Extreme skeletal myocyte aging was associated with a 12.7-fold higher likelihood of developing amyotrophic lateral sclerosis (ALS).
Cell-specific aging signatures were associated with future cancer and chronic diseases, including lung cancer and type 2 diabetes.
Patients with extreme aging across more than 20 cell types had approximately 34% survival over 15 years compared to about 90% for those without extreme aging.
Interpretation:
Plasma proteomics may provide a noninvasive method for assessing cell type-specific biological aging, potentially aiding in the identification of patients at elevated risk for age-related diseases.
Limitations:
Cellular age estimates were inferred from plasma protein profiles rather than direct tissue measurements.

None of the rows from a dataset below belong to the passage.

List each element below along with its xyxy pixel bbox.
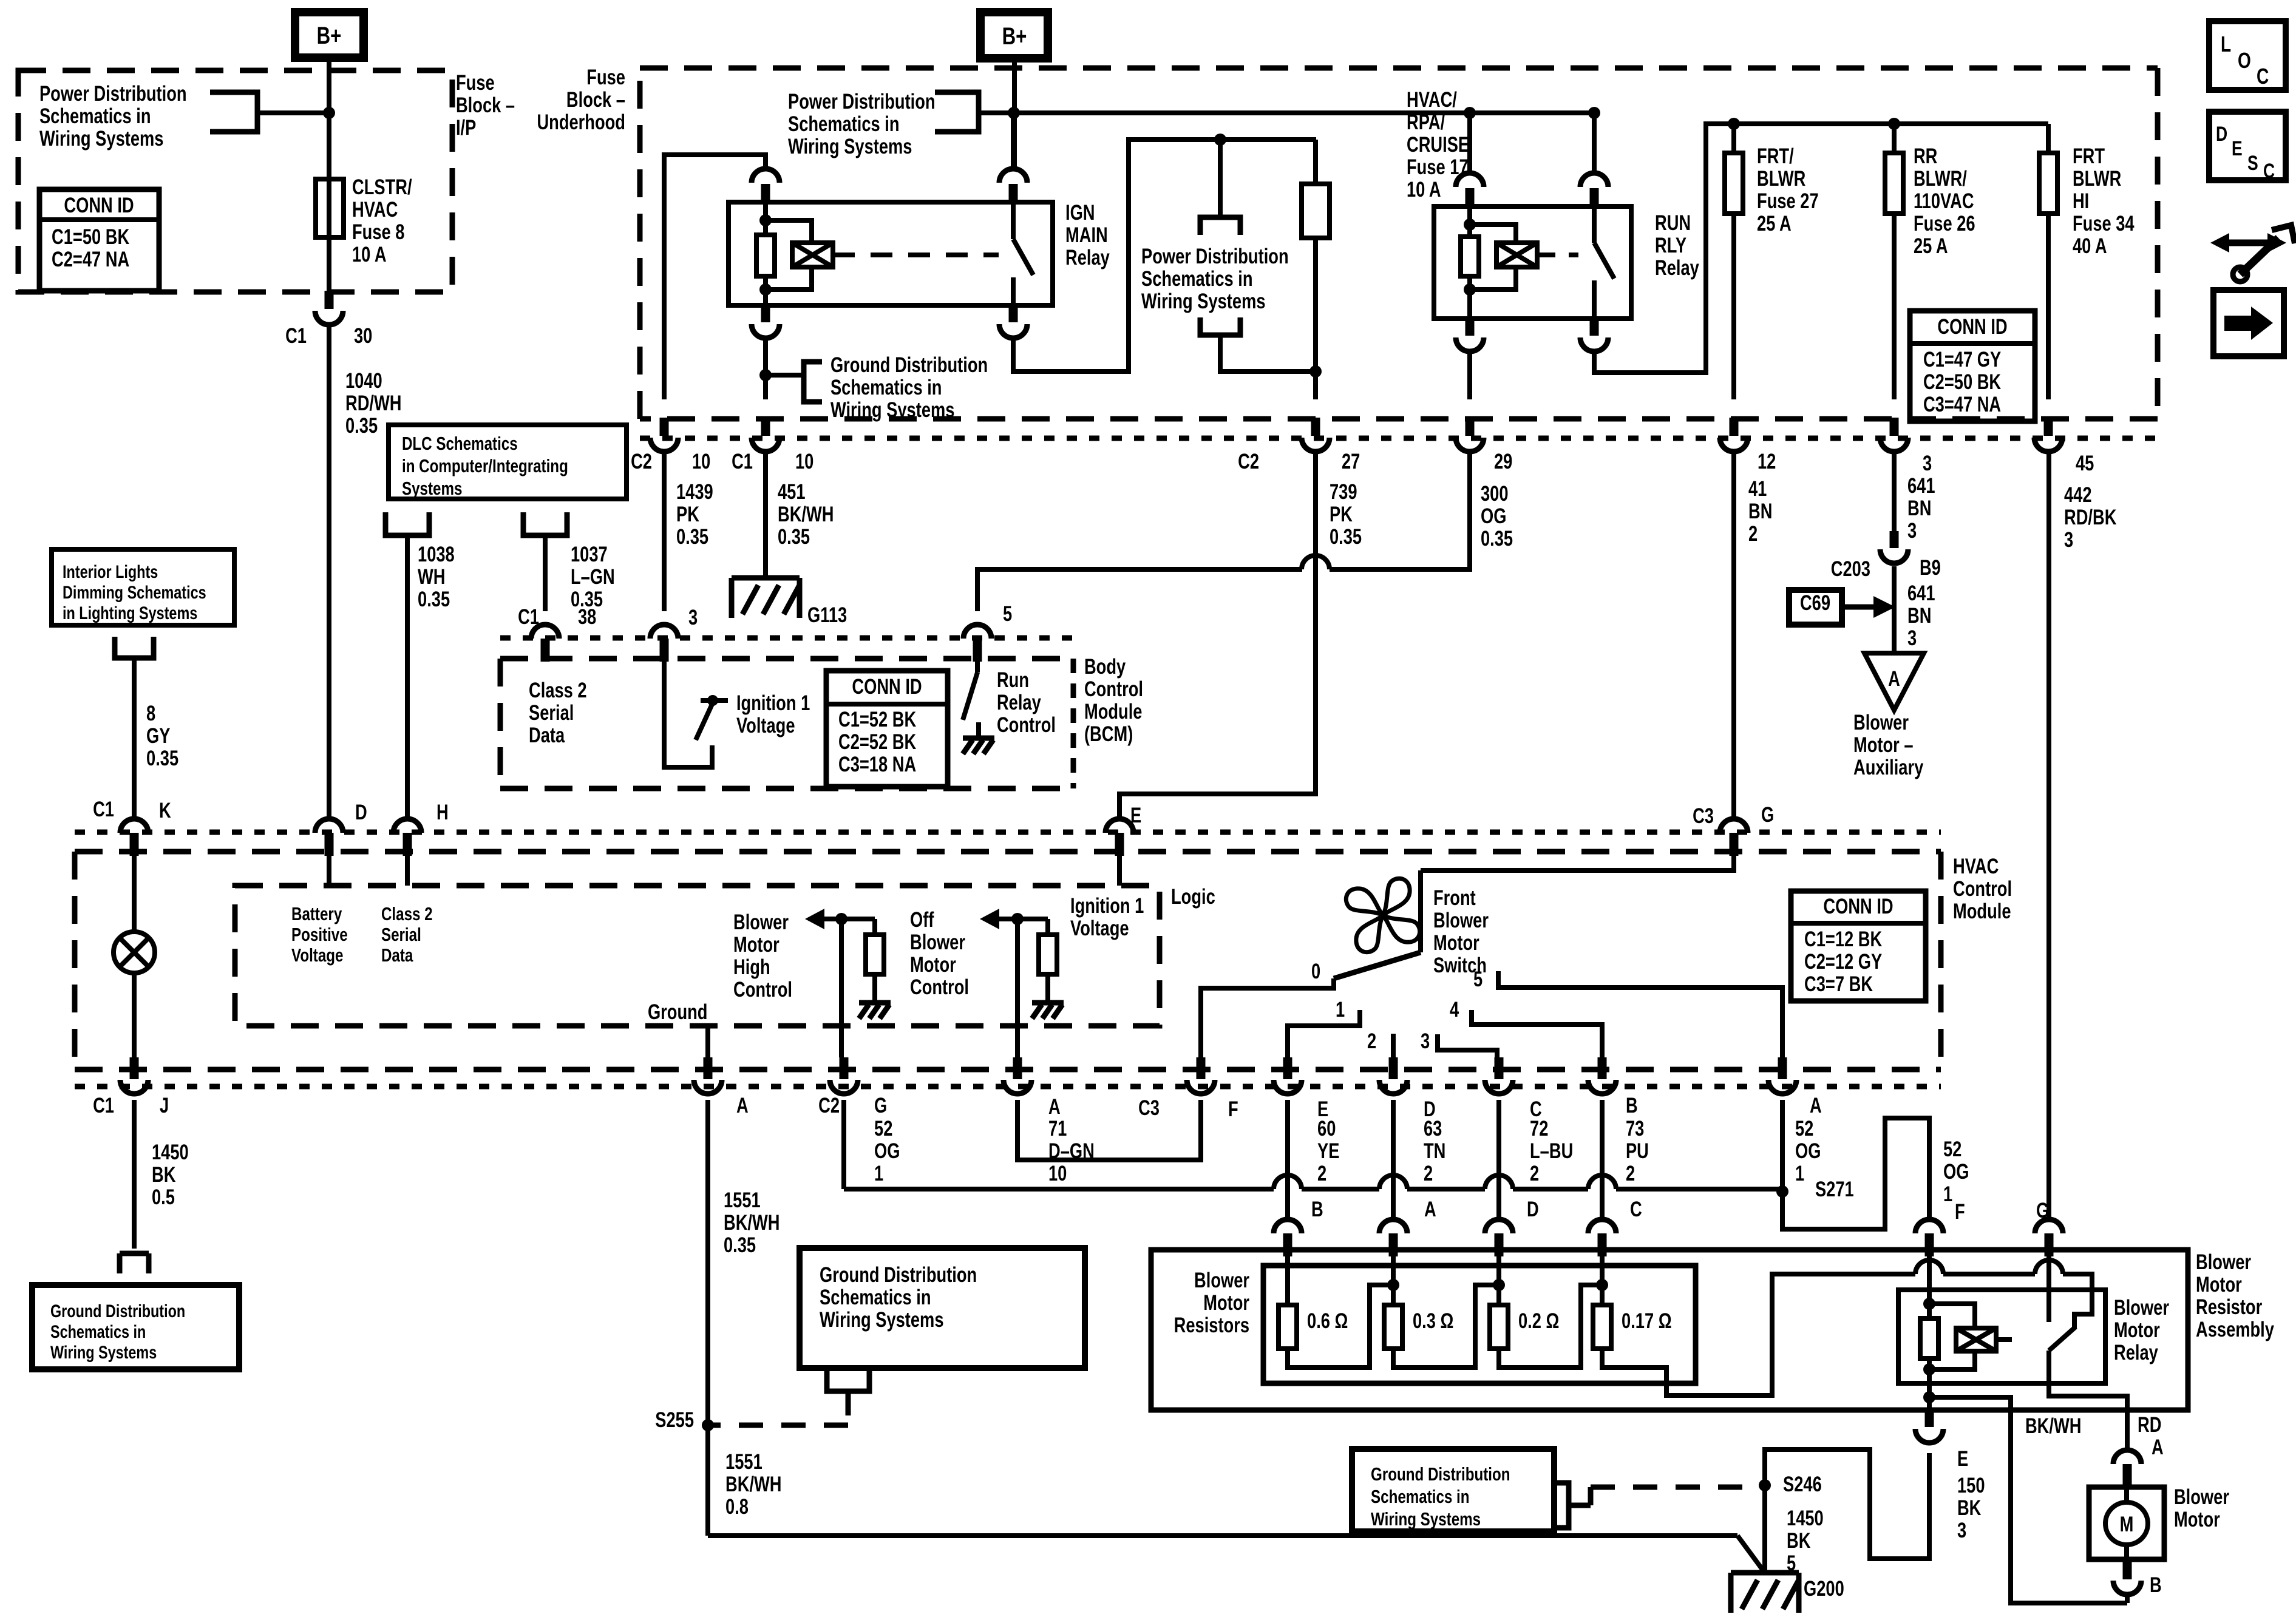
svg-text:C: C: [2257, 64, 2269, 89]
svg-text:1038: 1038: [418, 543, 455, 566]
svg-text:Ground Distribution: Ground Distribution: [1371, 1463, 1510, 1485]
wire 1439 PK to BCM pin 3: [662, 451, 667, 611]
svg-text:1450: 1450: [152, 1141, 189, 1164]
svg-text:C1=12 BK: C1=12 BK: [1804, 927, 1882, 951]
svg-text:Blower: Blower: [2196, 1250, 2251, 1274]
wire A3 to S271: [1780, 1100, 1785, 1189]
bracket interior lights: [115, 637, 154, 658]
wire pin E to G200: [1765, 1449, 1929, 1573]
svg-text:Blower: Blower: [1433, 909, 1489, 932]
svg-text:WH: WH: [418, 565, 445, 589]
svg-text:Fuse 26: Fuse 26: [1914, 212, 1975, 236]
HVAC pin G top: [1720, 819, 1748, 833]
svg-text:Blower: Blower: [2174, 1485, 2229, 1509]
fuse 26 RR BLWR/110VAC: [1888, 118, 1900, 130]
svg-text:B: B: [2150, 1573, 2162, 1597]
ground G200: [1731, 1570, 1799, 1576]
svg-text:M: M: [2120, 1513, 2134, 1536]
BCM pin 3: [650, 625, 678, 639]
node junction B+ bus: [1008, 107, 1020, 119]
svg-text:150: 150: [1957, 1474, 1985, 1497]
node S246: [1759, 1479, 1771, 1491]
svg-text:Fuse 8: Fuse 8: [352, 220, 404, 244]
bus hook at 2295: [1379, 1175, 1407, 1189]
pin C1-30 connector: [325, 291, 334, 309]
svg-text:BK/WH: BK/WH: [725, 1473, 781, 1496]
svg-text:High: High: [733, 955, 770, 979]
svg-text:BLWR/: BLWR/: [1914, 167, 1967, 191]
svg-text:0.35: 0.35: [345, 414, 378, 438]
svg-text:Schematics in: Schematics in: [830, 376, 942, 399]
bus extension to fuses 26/34: [1706, 121, 2048, 126]
svg-text:1: 1: [1336, 998, 1345, 1022]
svg-text:3: 3: [1923, 452, 1932, 475]
svg-text:Logic: Logic: [1171, 885, 1215, 909]
wire 1040 RD/WH to HVAC pin D: [327, 325, 331, 819]
wire S271 to resistor asm F: [1782, 1118, 1929, 1229]
IGN relay coil pin top: [761, 184, 770, 202]
svg-text:I/P: I/P: [456, 116, 476, 140]
svg-text:10: 10: [692, 450, 710, 473]
svg-text:1: 1: [1943, 1182, 1952, 1206]
svg-text:0.35: 0.35: [146, 747, 178, 770]
svg-text:0.6 Ω: 0.6 Ω: [1307, 1309, 1348, 1333]
blower motor relay box: [1898, 1290, 2105, 1383]
HVAC row1 pin G: [840, 1057, 849, 1079]
svg-text:FRT/: FRT/: [1757, 144, 1794, 168]
svg-text:HVAC: HVAC: [352, 198, 398, 222]
svg-text:C2: C2: [631, 450, 652, 473]
RUN RLY relay box: [1434, 206, 1631, 319]
resistor asm pin F: [1915, 1219, 1943, 1233]
svg-text:2: 2: [1424, 1162, 1433, 1185]
svg-text:S255: S255: [655, 1408, 694, 1432]
svg-text:OG: OG: [1481, 504, 1506, 528]
svg-text:B: B: [1626, 1094, 1638, 1117]
svg-text:3: 3: [1907, 519, 1917, 543]
svg-text:Schematics in: Schematics in: [39, 104, 151, 128]
BCM dashed box: [500, 659, 1073, 788]
svg-text:Class 2: Class 2: [529, 679, 587, 702]
svg-text:0.35: 0.35: [571, 588, 603, 611]
svg-text:(BCM): (BCM): [1084, 722, 1133, 746]
svg-text:Blower: Blower: [2114, 1296, 2169, 1320]
svg-text:RR: RR: [1914, 144, 1938, 168]
bus hook at 2469: [1485, 1175, 1513, 1189]
svg-text:Control: Control: [910, 975, 969, 999]
wire E into logic: [1117, 855, 1122, 886]
svg-text:Ignition 1: Ignition 1: [1070, 894, 1144, 918]
svg-text:PK: PK: [1330, 503, 1353, 526]
svg-text:10 A: 10 A: [352, 243, 387, 266]
svg-text:Dimming Schematics: Dimming Schematics: [63, 582, 206, 602]
svg-text:Motor: Motor: [1203, 1291, 1249, 1315]
wire RD to motor pin A: [2125, 1410, 2130, 1450]
svg-text:2: 2: [1748, 522, 1758, 546]
wire 41 BN to HVAC G: [1731, 451, 1736, 819]
wire ground output: [705, 1026, 710, 1057]
svg-text:C1: C1: [93, 1094, 114, 1117]
RUN relay actuator dashed: [1537, 253, 1578, 257]
svg-text:110VAC: 110VAC: [1914, 189, 1974, 213]
wires row1 to row2: [1285, 1100, 1290, 1219]
pin 27 underhood: [1311, 418, 1320, 436]
svg-text:IGN: IGN: [1065, 201, 1095, 225]
CONN ID table HVAC: [1791, 891, 1926, 1001]
svg-text:Relay: Relay: [1655, 256, 1699, 280]
svg-text:C2=12 GY: C2=12 GY: [1804, 950, 1882, 974]
svg-text:Resistor: Resistor: [2196, 1295, 2262, 1319]
Ground Distribution box center: [800, 1248, 1085, 1368]
svg-text:A: A: [736, 1094, 749, 1117]
svg-text:Assembly: Assembly: [2196, 1318, 2274, 1341]
blower motor resistor assembly box: [1151, 1250, 2188, 1410]
svg-text:300: 300: [1481, 482, 1509, 506]
svg-text:Blower: Blower: [1194, 1269, 1249, 1292]
svg-text:Voltage: Voltage: [1070, 917, 1129, 940]
Ground Distribution box right: [1352, 1449, 1554, 1531]
relay coil low + BK/WH branch: [1927, 1383, 1932, 1410]
svg-text:Motor: Motor: [1433, 931, 1479, 955]
RUN relay switch: [1592, 206, 1597, 243]
svg-text:Battery: Battery: [291, 903, 342, 924]
dashed splice ref S255: [708, 1391, 848, 1425]
svg-text:RLY: RLY: [1655, 234, 1686, 257]
svg-text:52: 52: [1795, 1117, 1813, 1141]
svg-text:B: B: [1311, 1198, 1323, 1221]
svg-text:52: 52: [874, 1117, 892, 1141]
wire from B+ to fuse 8: [327, 58, 331, 179]
off-page bracket Ground Distribution: [766, 373, 804, 378]
svg-text:1551: 1551: [725, 1450, 763, 1474]
fuse 34 FRT BLWR HI: [2046, 124, 2051, 153]
IGN relay switch: [1011, 202, 1016, 239]
CONN ID table BCM: [826, 671, 948, 787]
HVAC module dashed box: [75, 852, 1941, 1070]
svg-text:25 A: 25 A: [1757, 212, 1792, 236]
wire B+ to bus: [1012, 57, 1017, 168]
BCM pin 38: [531, 625, 559, 639]
svg-text:E: E: [1130, 804, 1141, 827]
HVAC row1 pin A3: [1778, 1057, 1787, 1079]
contact 5: [1498, 971, 1782, 1057]
wire 300 OG run relay control: [1330, 451, 1470, 569]
svg-text:E: E: [2232, 137, 2243, 160]
fan icon: [1346, 878, 1419, 952]
svg-text:3: 3: [1907, 626, 1917, 650]
svg-text:Ground Distribution: Ground Distribution: [830, 353, 988, 377]
svg-text:3: 3: [1957, 1519, 1966, 1542]
svg-text:BK/WH: BK/WH: [2025, 1414, 2081, 1438]
underhood connector dotted row: [640, 436, 2158, 441]
svg-text:Ignition 1: Ignition 1: [736, 691, 810, 715]
B+ bus wire: [1014, 110, 1594, 115]
svg-text:1040: 1040: [345, 369, 382, 393]
Fuse Block - Underhood dashed box: [640, 68, 2158, 419]
blower high control output: [805, 909, 824, 929]
HVAC pin E: [1106, 819, 1133, 833]
svg-text:BN: BN: [1748, 500, 1772, 523]
svg-text:A: A: [1048, 1095, 1061, 1119]
svg-text:CLSTR/: CLSTR/: [352, 175, 412, 199]
power symbol B+ (I/P feed): [295, 12, 364, 58]
svg-text:Schematics in: Schematics in: [1141, 267, 1253, 291]
svg-text:YE: YE: [1317, 1139, 1339, 1163]
svg-text:Systems: Systems: [402, 478, 462, 499]
svg-text:Motor: Motor: [2174, 1508, 2220, 1531]
svg-text:DLC Schematics: DLC Schematics: [402, 433, 518, 454]
svg-text:OG: OG: [1943, 1160, 1969, 1184]
svg-text:Fuse 27: Fuse 27: [1757, 189, 1819, 213]
svg-text:1037: 1037: [571, 543, 608, 566]
svg-text:0.35: 0.35: [676, 525, 708, 549]
svg-text:0.2 Ω: 0.2 Ω: [1518, 1309, 1559, 1333]
bracket below box center: [827, 1368, 869, 1391]
resistor 0.3 ohm: [1391, 1256, 1396, 1305]
svg-text:72: 72: [1530, 1117, 1548, 1141]
svg-text:2: 2: [1530, 1162, 1539, 1185]
svg-text:C3: C3: [1693, 804, 1714, 828]
inner resistor box: [1263, 1266, 1696, 1383]
node junction below fuse 17: [1309, 365, 1322, 378]
bus hook at 2639: [1588, 1175, 1616, 1189]
svg-text:BK/WH: BK/WH: [724, 1211, 779, 1235]
svg-text:Power Distribution: Power Distribution: [39, 82, 187, 106]
svg-text:Data: Data: [381, 944, 413, 966]
svg-text:C3: C3: [1138, 1096, 1160, 1120]
svg-text:0.17 Ω: 0.17 Ω: [1622, 1309, 1672, 1333]
svg-text:HI: HI: [2073, 189, 2089, 213]
switch rotor and blade: [1418, 870, 1423, 952]
DLC Schematics box: [389, 425, 627, 499]
HVAC pin H: [393, 819, 421, 833]
svg-text:Fuse: Fuse: [586, 66, 625, 89]
RUN relay coil circuit: [1464, 219, 1476, 231]
HVAC row1 pin J: [130, 1057, 139, 1079]
svg-text:C2: C2: [818, 1094, 840, 1117]
fuse 17 HVAC/RPA/CRUISE: [1313, 140, 1318, 184]
off blower control output: [980, 909, 999, 929]
IGN MAIN relay box: [729, 202, 1053, 305]
svg-text:H: H: [436, 801, 449, 824]
svg-text:S246: S246: [1783, 1473, 1822, 1496]
svg-text:in Computer/Integrating: in Computer/Integrating: [402, 455, 568, 476]
svg-text:8: 8: [146, 702, 155, 725]
svg-text:BN: BN: [1907, 497, 1931, 520]
svg-text:0: 0: [1311, 960, 1320, 983]
bracket ground dist bottom-left: [120, 1253, 149, 1273]
wire 442 RD/BK down to resistor asm G: [2046, 451, 2051, 1219]
wire C203 to triangle: [1892, 566, 1897, 653]
BCM ignition switch: [664, 661, 712, 767]
svg-text:Power Distribution: Power Distribution: [1141, 245, 1289, 268]
svg-text:10: 10: [1048, 1162, 1067, 1185]
resistor 0.2 output loop: [1499, 1285, 1602, 1368]
svg-text:41: 41: [1748, 477, 1767, 501]
svg-text:2: 2: [1367, 1029, 1376, 1053]
svg-text:A: A: [1888, 667, 1900, 691]
svg-text:B+: B+: [317, 22, 342, 49]
svg-text:MAIN: MAIN: [1065, 223, 1108, 247]
Ground Distribution box bottom-left: [32, 1285, 239, 1369]
contact 0: [1201, 978, 1334, 1057]
svg-text:OG: OG: [874, 1139, 900, 1163]
svg-text:Wiring Systems: Wiring Systems: [1371, 1508, 1481, 1530]
svg-text:RD: RD: [2138, 1413, 2161, 1437]
svg-text:Relay: Relay: [997, 691, 1041, 714]
pin 29 underhood: [1466, 418, 1475, 436]
ground bus to G200: [708, 1533, 1737, 1538]
svg-text:Class 2: Class 2: [381, 903, 433, 924]
bus hook at 2121: [1274, 1175, 1302, 1189]
svg-text:451: 451: [778, 480, 806, 504]
resistor asm pin A: [1379, 1219, 1407, 1233]
IGN relay coil circuit: [759, 214, 772, 226]
svg-text:Relay: Relay: [1065, 246, 1110, 270]
svg-text:1: 1: [874, 1162, 883, 1185]
HVAC pin K: [120, 819, 148, 833]
svg-text:BLWR: BLWR: [1757, 167, 1806, 191]
svg-text:Ground: Ground: [648, 1000, 708, 1024]
fuse 8 CLSTR/HVAC: [316, 179, 344, 237]
HVAC row1 pin A gnd: [704, 1057, 713, 1079]
svg-text:Fuse 34: Fuse 34: [2073, 212, 2135, 236]
svg-text:FRT: FRT: [2073, 144, 2105, 168]
svg-text:C1=52 BK: C1=52 BK: [838, 708, 916, 731]
svg-text:RD/WH: RD/WH: [345, 392, 401, 415]
svg-text:Interior Lights: Interior Lights: [63, 561, 158, 581]
svg-text:Schematics in: Schematics in: [788, 112, 900, 136]
svg-text:Schematics in: Schematics in: [50, 1321, 146, 1341]
svg-text:4: 4: [1450, 998, 1459, 1022]
node junction bus at coil: [1464, 107, 1476, 119]
BCM connector dotted row: [500, 636, 1073, 641]
ground G113: [732, 575, 800, 581]
svg-text:Module: Module: [1953, 900, 2011, 923]
svg-text:10: 10: [795, 450, 813, 473]
node junction fuse17 feed: [1214, 134, 1226, 146]
svg-text:RUN: RUN: [1655, 211, 1691, 235]
relay switch: [2046, 1254, 2051, 1322]
HVAC bottom dotted row: [75, 1084, 1941, 1090]
svg-text:G113: G113: [807, 603, 847, 627]
svg-text:C: C: [1630, 1198, 1642, 1221]
svg-text:739: 739: [1330, 480, 1357, 504]
svg-text:442: 442: [2064, 483, 2092, 507]
svg-text:CRUISE: CRUISE: [1407, 133, 1469, 157]
svg-text:BK/WH: BK/WH: [778, 503, 834, 526]
svg-text:O: O: [2238, 49, 2251, 73]
svg-text:Wiring Systems: Wiring Systems: [830, 398, 954, 422]
svg-text:Power Distribution: Power Distribution: [788, 90, 936, 114]
svg-text:Motor: Motor: [910, 953, 956, 977]
svg-text:71: 71: [1048, 1117, 1067, 1141]
svg-text:3: 3: [2064, 528, 2073, 552]
svg-text:Underhood: Underhood: [537, 110, 625, 134]
svg-text:Motor: Motor: [2196, 1273, 2242, 1297]
switch common feed from G: [1421, 855, 1734, 870]
svg-text:L–GN: L–GN: [571, 565, 615, 589]
CONN ID table (I/P): [39, 189, 159, 291]
svg-text:0.35: 0.35: [418, 588, 450, 611]
BCM pin 5: [963, 625, 991, 639]
svg-text:C1=47 GY: C1=47 GY: [1923, 348, 2001, 371]
IGN relay coil out pin: [761, 304, 770, 322]
contact 2: [1391, 1034, 1396, 1057]
svg-text:PU: PU: [1626, 1139, 1649, 1163]
svg-text:Voltage: Voltage: [291, 944, 343, 966]
svg-text:1439: 1439: [676, 480, 713, 504]
svg-text:PK: PK: [676, 503, 699, 526]
HVAC pin D: [315, 819, 343, 833]
wire 1037 to pin 38: [543, 549, 548, 611]
svg-text:HVAC/: HVAC/: [1407, 88, 1457, 112]
svg-text:27: 27: [1342, 450, 1360, 473]
svg-text:C3=18 NA: C3=18 NA: [838, 753, 916, 776]
svg-text:Wiring Systems: Wiring Systems: [50, 1342, 157, 1362]
svg-text:BK: BK: [1957, 1496, 1982, 1520]
svg-text:Front: Front: [1433, 886, 1476, 910]
svg-text:D: D: [1527, 1198, 1539, 1221]
svg-text:0.35: 0.35: [778, 525, 810, 549]
wire fuse8 to pin 30: [327, 237, 331, 292]
svg-text:C1: C1: [285, 324, 307, 348]
svg-text:45: 45: [2076, 452, 2094, 475]
svg-text:2: 2: [1626, 1162, 1635, 1185]
svg-text:Relay: Relay: [2114, 1341, 2158, 1364]
wire J to ground dist box: [132, 1100, 137, 1249]
icon LOC: [2209, 21, 2286, 90]
wire 641 BN to C203: [1892, 451, 1897, 531]
svg-text:C203: C203: [1831, 557, 1870, 581]
HVAC C1 connector dotted row: [75, 830, 1941, 835]
IGN relay actuator dashed line: [833, 253, 999, 257]
resistor 0.3 output loop: [1393, 1285, 1499, 1368]
svg-text:Voltage: Voltage: [736, 714, 795, 737]
svg-text:A: A: [2152, 1436, 2164, 1459]
BCM run relay control switch: [975, 661, 980, 673]
svg-text:Run: Run: [997, 668, 1029, 692]
svg-text:BK: BK: [152, 1163, 176, 1187]
svg-text:1551: 1551: [724, 1188, 761, 1212]
svg-text:Resistors: Resistors: [1174, 1314, 1249, 1337]
svg-text:Control: Control: [1084, 677, 1143, 701]
svg-text:73: 73: [1626, 1117, 1644, 1141]
blower motor: [2089, 1487, 2164, 1559]
svg-text:F: F: [1955, 1200, 1965, 1224]
svg-text:OG: OG: [1795, 1139, 1821, 1163]
svg-text:Control: Control: [1953, 877, 2012, 901]
svg-text:12: 12: [1758, 450, 1776, 473]
pin 3 underhood: [1890, 418, 1899, 436]
svg-text:Schematics in: Schematics in: [820, 1286, 931, 1309]
svg-text:641: 641: [1907, 581, 1935, 605]
svg-text:Motor: Motor: [733, 933, 779, 957]
svg-text:G: G: [874, 1094, 887, 1117]
wire 451 BK/WH to G113: [763, 451, 768, 578]
svg-text:G: G: [1761, 803, 1774, 827]
svg-text:Motor –: Motor –: [1853, 733, 1914, 757]
node junction on B+ wire: [323, 107, 335, 119]
icon next arrow: [2213, 290, 2284, 356]
svg-text:0.35: 0.35: [1481, 527, 1513, 551]
IGN relay switch pin top: [1009, 184, 1018, 202]
resistor 0.2 ohm: [1496, 1256, 1501, 1305]
wire off/0 connecting A2 and F: [1017, 1100, 1201, 1160]
svg-text:L–BU: L–BU: [1530, 1139, 1573, 1163]
svg-text:CONN ID: CONN ID: [1937, 315, 2007, 339]
resistor asm pin B: [1274, 1219, 1302, 1233]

Cell-type assignments may not fully reflect the complexity of protein production and release.
The observational nature of the study limits causal inferences.
Cohorts were predominantly older and White, limiting generalizability.
Further research is needed to validate findings in more diverse populations.
Conclusion:
The findings establish a framework for quantifying human physiology at cellular resolution, revealing heterogeneous aging trajectories and their impact on disease susceptibility.